The CRC number indicates the number of CRC failures, packets which failed checksum validation. All the other ports on the switch were at 0. So clearly something was off with that port.

The culprit: a faulty SFP!

We decided to try to shut that port down (after all, it's just 1 port out of a 8-port LACP link), and immediately, all the packet loss disappeared.

So we replaced the the optical transceiver in that port, hoping that swapping that SFP would resolve the CRC failure problem. After re-enabling the link, the number of dropped packets seemed to have decreased. But not totally disappear…

The real culprit: the other SFP

Thinking a little more about it, since the errors were actually Ingress FCSDrops on the switch, it didn’t seem completely unreasonable to consider that those frames were received by the switch already corrupted, and thus, that they would have been mangled by either the transceiver on the other end of the link, or maybe in-flight by a damaged cable.

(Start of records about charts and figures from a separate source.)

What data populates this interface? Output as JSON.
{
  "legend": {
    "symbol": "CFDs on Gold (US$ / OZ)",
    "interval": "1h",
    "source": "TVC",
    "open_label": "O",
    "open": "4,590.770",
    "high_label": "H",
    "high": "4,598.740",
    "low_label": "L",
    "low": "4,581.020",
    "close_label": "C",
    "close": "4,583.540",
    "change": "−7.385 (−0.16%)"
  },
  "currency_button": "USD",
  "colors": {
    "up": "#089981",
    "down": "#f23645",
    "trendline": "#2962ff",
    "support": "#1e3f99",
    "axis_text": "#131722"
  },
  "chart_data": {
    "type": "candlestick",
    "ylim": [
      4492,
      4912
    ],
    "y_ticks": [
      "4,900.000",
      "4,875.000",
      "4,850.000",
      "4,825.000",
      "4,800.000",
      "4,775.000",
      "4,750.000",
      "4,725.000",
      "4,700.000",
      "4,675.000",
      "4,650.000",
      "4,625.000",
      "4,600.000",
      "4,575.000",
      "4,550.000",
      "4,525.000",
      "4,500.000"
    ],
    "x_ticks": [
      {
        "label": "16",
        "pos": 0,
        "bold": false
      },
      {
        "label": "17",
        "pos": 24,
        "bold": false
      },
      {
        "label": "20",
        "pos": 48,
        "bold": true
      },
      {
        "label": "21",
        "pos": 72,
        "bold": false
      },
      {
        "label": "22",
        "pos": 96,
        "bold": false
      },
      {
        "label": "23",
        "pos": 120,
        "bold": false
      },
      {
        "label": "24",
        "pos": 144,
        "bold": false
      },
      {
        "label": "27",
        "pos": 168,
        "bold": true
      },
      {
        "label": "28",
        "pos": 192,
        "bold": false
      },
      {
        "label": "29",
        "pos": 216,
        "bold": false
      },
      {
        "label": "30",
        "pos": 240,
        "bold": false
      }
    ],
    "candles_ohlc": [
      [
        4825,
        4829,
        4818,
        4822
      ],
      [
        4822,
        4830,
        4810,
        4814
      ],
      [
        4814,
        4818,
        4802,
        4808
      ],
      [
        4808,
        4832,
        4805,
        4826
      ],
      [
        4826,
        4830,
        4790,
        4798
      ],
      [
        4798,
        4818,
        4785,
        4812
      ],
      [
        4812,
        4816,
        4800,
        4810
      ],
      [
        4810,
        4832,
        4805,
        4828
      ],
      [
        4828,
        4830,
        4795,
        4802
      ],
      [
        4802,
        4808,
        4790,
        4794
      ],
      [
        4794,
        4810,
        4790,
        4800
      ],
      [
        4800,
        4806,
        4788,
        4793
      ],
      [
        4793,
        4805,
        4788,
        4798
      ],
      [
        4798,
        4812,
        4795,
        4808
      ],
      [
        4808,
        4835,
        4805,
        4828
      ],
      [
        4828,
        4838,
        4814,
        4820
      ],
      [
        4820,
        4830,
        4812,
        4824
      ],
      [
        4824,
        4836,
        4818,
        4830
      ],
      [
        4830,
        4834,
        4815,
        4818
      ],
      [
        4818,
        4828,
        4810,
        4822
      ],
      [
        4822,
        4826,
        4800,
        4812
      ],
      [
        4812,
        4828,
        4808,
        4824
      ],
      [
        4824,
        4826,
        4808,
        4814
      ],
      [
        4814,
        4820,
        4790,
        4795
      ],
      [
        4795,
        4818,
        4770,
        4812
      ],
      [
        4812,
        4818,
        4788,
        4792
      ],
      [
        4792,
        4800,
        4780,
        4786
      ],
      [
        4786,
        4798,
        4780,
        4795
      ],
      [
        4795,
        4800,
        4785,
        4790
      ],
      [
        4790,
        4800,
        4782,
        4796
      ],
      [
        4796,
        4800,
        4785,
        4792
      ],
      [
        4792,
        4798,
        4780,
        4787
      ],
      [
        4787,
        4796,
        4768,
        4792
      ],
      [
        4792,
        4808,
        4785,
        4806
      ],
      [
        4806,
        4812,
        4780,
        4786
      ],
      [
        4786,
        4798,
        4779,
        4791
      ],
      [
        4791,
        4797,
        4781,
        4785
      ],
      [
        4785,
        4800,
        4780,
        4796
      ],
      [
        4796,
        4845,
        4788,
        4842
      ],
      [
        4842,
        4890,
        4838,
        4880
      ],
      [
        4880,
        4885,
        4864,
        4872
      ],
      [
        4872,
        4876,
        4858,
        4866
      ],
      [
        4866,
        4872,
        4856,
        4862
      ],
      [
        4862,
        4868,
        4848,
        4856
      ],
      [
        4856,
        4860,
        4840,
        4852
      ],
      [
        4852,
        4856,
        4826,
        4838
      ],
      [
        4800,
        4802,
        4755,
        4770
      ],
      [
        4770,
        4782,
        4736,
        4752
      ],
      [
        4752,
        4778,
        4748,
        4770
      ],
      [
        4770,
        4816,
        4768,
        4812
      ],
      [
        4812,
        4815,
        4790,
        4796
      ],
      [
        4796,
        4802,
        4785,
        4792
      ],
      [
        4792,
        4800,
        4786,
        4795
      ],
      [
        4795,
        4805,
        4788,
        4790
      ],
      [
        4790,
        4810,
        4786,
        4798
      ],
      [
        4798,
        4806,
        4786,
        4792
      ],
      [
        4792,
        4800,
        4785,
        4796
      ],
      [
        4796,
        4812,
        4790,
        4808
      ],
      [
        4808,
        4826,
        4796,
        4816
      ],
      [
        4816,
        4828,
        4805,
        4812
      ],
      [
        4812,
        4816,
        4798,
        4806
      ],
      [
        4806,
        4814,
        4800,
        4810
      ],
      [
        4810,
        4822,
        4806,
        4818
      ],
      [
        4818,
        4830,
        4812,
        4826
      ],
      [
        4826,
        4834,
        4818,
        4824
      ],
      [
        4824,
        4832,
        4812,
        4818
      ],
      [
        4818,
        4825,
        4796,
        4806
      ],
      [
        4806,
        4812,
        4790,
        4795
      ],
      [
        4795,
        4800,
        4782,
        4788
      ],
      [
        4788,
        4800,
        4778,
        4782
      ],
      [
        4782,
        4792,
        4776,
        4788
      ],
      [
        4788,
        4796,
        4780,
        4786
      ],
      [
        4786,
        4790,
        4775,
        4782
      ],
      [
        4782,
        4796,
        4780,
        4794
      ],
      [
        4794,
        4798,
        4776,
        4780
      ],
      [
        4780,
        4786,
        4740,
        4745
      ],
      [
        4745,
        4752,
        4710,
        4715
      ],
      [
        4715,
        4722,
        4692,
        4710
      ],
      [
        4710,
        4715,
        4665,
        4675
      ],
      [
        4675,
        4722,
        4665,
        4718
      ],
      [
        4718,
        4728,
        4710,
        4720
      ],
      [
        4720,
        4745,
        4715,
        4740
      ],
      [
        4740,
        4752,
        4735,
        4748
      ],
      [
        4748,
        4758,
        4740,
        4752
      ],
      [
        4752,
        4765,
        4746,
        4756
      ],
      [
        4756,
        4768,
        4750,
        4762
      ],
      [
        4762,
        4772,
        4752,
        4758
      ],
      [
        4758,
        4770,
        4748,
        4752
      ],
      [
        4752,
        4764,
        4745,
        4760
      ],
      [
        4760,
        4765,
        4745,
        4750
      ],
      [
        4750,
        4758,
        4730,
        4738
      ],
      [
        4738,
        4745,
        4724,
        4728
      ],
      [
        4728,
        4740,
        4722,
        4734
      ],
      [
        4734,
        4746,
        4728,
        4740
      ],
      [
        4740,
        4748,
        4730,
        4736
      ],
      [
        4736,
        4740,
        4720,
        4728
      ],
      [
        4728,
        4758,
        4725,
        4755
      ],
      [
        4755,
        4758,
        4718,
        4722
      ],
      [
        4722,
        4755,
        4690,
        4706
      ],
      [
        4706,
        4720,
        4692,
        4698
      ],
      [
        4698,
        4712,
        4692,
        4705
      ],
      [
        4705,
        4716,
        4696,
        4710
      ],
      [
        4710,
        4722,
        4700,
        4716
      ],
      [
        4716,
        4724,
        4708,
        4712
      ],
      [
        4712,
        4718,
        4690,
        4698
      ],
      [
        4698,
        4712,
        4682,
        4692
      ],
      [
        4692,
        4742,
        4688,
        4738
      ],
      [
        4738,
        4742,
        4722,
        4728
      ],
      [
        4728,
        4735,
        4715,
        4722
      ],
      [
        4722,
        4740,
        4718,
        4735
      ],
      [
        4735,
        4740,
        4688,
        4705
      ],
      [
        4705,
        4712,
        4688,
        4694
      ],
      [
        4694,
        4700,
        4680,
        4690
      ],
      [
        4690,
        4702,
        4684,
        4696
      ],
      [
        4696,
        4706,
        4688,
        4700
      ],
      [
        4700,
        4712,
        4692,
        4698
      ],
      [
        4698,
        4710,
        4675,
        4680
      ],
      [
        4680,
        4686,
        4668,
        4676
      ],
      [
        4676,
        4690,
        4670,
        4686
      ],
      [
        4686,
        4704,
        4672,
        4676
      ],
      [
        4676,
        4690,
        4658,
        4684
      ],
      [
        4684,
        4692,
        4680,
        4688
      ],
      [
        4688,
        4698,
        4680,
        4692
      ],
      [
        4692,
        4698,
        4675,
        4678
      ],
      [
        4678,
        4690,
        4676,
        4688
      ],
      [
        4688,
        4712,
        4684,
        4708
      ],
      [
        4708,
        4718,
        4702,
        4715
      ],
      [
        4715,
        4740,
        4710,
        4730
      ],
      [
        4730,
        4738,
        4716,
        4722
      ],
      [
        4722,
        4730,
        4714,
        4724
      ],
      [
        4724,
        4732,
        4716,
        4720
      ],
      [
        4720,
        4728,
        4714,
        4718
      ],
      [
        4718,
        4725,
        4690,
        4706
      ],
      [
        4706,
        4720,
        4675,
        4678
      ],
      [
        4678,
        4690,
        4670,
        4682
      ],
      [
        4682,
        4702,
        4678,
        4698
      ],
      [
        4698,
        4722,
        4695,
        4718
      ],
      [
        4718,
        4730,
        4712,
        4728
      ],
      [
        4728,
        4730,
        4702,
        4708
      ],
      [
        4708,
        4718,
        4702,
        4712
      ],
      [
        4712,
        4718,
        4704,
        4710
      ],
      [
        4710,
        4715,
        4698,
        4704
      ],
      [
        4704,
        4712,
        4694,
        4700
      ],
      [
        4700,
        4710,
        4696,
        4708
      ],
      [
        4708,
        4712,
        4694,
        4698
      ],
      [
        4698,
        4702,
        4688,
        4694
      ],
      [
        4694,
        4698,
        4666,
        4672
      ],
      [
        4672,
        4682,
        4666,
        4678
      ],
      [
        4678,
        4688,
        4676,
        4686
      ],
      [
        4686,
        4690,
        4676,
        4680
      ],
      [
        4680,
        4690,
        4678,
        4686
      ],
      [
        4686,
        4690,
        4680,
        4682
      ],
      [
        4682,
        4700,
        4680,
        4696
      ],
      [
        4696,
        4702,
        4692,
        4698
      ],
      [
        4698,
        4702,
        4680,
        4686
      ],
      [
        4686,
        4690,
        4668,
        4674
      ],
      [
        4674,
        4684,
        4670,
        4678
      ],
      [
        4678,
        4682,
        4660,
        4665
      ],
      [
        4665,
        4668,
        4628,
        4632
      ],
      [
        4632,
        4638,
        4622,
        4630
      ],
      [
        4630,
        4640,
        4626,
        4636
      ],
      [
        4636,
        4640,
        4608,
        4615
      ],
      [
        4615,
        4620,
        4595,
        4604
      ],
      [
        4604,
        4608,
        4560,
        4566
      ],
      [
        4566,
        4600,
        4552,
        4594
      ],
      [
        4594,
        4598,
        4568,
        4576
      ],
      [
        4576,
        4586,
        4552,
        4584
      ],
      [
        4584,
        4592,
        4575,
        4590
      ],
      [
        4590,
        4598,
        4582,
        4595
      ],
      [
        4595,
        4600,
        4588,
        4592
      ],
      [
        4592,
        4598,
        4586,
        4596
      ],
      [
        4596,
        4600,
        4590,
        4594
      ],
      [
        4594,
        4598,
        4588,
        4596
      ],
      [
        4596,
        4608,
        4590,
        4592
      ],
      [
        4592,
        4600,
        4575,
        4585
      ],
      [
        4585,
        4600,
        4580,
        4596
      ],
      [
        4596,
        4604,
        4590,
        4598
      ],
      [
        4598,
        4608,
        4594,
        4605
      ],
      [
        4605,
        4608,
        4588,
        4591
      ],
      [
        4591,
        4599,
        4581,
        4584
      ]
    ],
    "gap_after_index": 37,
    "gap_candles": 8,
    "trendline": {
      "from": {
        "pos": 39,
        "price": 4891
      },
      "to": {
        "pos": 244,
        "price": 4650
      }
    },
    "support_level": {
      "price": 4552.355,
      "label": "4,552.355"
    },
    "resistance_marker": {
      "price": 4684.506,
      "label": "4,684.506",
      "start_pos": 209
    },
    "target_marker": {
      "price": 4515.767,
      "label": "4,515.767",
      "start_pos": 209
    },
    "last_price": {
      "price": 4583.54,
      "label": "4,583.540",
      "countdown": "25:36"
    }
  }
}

So maybe we’ve been pointing fingers at a SFP, and maybe it was innocent… 😁

We checked the switch’s port on the NFS server’s side, and the checksum errors and drop counts were all at 0. We replaced that SFP anyway, just to see, and this time, bingo: no more CRC errors on the other side.

Which lead us to the following decision tree:

  • if a port has RX/receiving/ingress errors, it’s probably not its fault, and the issue is most likely with its peer at the other end of the link,

  • if a port has TX/transmitting/egress errors, it’s probably the source of the problem,

  • if both ports at each end of a given link have errors, the cable is probably at fault.

By the way, if you’re wondering, here’s what a SFP looks like:

TL;DR

We had seemingly random NFS timeout issues. They turned out to be caused by a defective SFP, that was eventually identified through the port error counter of the switch at the other end of the link.

There's probably a lesson to be learned here, and we were almost disappointed that DNS was not involved (because it's always DNS), but in the end, we were glad to finally find a rational explanation to those timeouts. And since that SFP replacement, not a single NFS timeout has been logged.